Vicino alle gradinate, riedificate in marmo nel X secolo, spiccava una colossale opera di Lisippo: un Ercole seduto sopra un letto di vermena, con il gomito sinistro appoggiato sul ginocchio. L’altezza delle gambe superava quella di un individuo in piedi e “la cintura di un uomo avvolgeva a malapena il pollice dell’eroe”. Poco oltre, altre meraviglie: l’antica Scilla; un cavaliere su un asino; la mitica lupa di Romolo e Remo; un’aquila con un serpente negli artigli; una sfinge col volto di donna e il corpo di un mostro; un elefante; il cavallo del Nilo con la coda ricoperta di squame e un uomo impegnato nella disperata lotta contro un leone.
Quasi un simbolo di una città ferita a morte. Il saccheggio durò tre giorni. Poi il marchese di Monferrato e il doge ordinarono che l’immenso bottino fosse trasportato in tre grandi chiese della città, difese in egual numero da soldati veneziani e francesi.
Le mura teodosiane durante la quarta crociata
Il nuovo assetto Alla spartizione del bottino seguì la divisione dell’impero. Baldovino IX, conte di Fiandra, protetto dai veneziani, salì sul trono dell’Impero Latino d’Oriente e ottenne un quarto di tutto il vecchio territorio dell’Impero Bizantino. Il francese sostituì il latino come lingua ufficiale dello Stato. Il nuovo impero si polverizzò presto in una miriade di piccoli e grandi principati.
Secondo gli accordi, Bonifacio di Monferrato doveva essere compensato con un territorio in Asia minore. Ma dopo varie lotte si impadronì di Tessalonica e fondò un regno che comprendeva anche la Tessaglia e la Macedonia.
A Morea, sul Peloponneso nacque un principato autonomo francese.
Anche Costantinopoli venne spezzettata in otto zone: cinque ottavi andarono all’imperatore e tre ottavi a Venezia.
Papa Innocenzo III condannò con durezza il saccheggio e comminò scomuniche e punizioni. Ma accettò il fatto compiuto che gli riconosceva piena supremazia su tutta la Chiesa cristiana d’Oriente e d’Occidente.
Sulla cattedra di Santa Sofia quale primo patriarca latino di Costantinopoli venne nominato il veneziano Tommaso Morosini. I vescovi bizantini furono deposti e sostituiti da prelati romani. Fu fatta pressione sul clero ortodosso perché si sottomettesse al papato, ma senza risultato.

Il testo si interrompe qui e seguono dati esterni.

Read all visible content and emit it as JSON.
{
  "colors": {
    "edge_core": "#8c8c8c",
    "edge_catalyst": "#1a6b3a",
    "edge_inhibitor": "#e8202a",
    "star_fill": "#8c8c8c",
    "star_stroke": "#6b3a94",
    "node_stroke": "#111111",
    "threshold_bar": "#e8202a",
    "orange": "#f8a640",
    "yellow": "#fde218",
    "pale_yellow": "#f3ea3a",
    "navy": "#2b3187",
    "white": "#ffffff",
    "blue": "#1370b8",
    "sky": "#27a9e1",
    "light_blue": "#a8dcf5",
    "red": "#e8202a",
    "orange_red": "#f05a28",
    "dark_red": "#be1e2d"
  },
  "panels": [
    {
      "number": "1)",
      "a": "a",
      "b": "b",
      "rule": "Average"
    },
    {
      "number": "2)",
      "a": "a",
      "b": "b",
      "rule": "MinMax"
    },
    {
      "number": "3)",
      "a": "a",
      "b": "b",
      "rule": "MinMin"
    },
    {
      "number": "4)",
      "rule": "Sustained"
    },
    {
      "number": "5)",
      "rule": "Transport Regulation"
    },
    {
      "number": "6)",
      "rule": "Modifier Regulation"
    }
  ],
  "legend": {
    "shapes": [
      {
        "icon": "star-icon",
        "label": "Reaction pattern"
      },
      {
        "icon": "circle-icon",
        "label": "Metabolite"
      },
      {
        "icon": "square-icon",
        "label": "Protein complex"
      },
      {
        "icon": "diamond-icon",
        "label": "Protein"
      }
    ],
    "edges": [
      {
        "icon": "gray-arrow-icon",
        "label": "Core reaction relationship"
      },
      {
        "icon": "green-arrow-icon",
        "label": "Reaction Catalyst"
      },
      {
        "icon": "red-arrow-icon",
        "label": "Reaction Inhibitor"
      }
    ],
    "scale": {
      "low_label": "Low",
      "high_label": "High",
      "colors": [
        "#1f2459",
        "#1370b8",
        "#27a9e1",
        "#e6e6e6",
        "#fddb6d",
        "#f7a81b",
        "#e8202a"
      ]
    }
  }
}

La Quarta Crociata portò a Venezia un vero e proprio impero coloniale e sancì la sua egemonia su tutto il Mediterraneo orientale: la città lagunare arrivò a controllare gli stretti, l’ingresso nel Bosforo e tutta la rotta marittima dalla laguna veneta fino a Costantinopoli. La repubblica marinara si impadronì dei principali porti dell’Ellesponto e del Mar di Marmara, dei centri strategici del Peloponneso oltre che di Ragusa e Durazzo. Divenne padrona anche delle isole Ionie, di Creta, che comprò da Bonifacio, della la maggior parte delle isole dell’arcipelago e della città di Adrianopoli, nevralgico centro della Tracia imperiale.
L’Impero Latino di Costantinopoli durò mezzo secolo. Nel 1261 la signoria di Bisanzio tornò alla dinastia bizantina dei Paleologhi che regnò più a lungo di qualunque altro casato. Fino al 1453, quando le armate turche guidate da Maometto II tornarono a violare le mura della città e la grande cattedrale di Santa Sofia.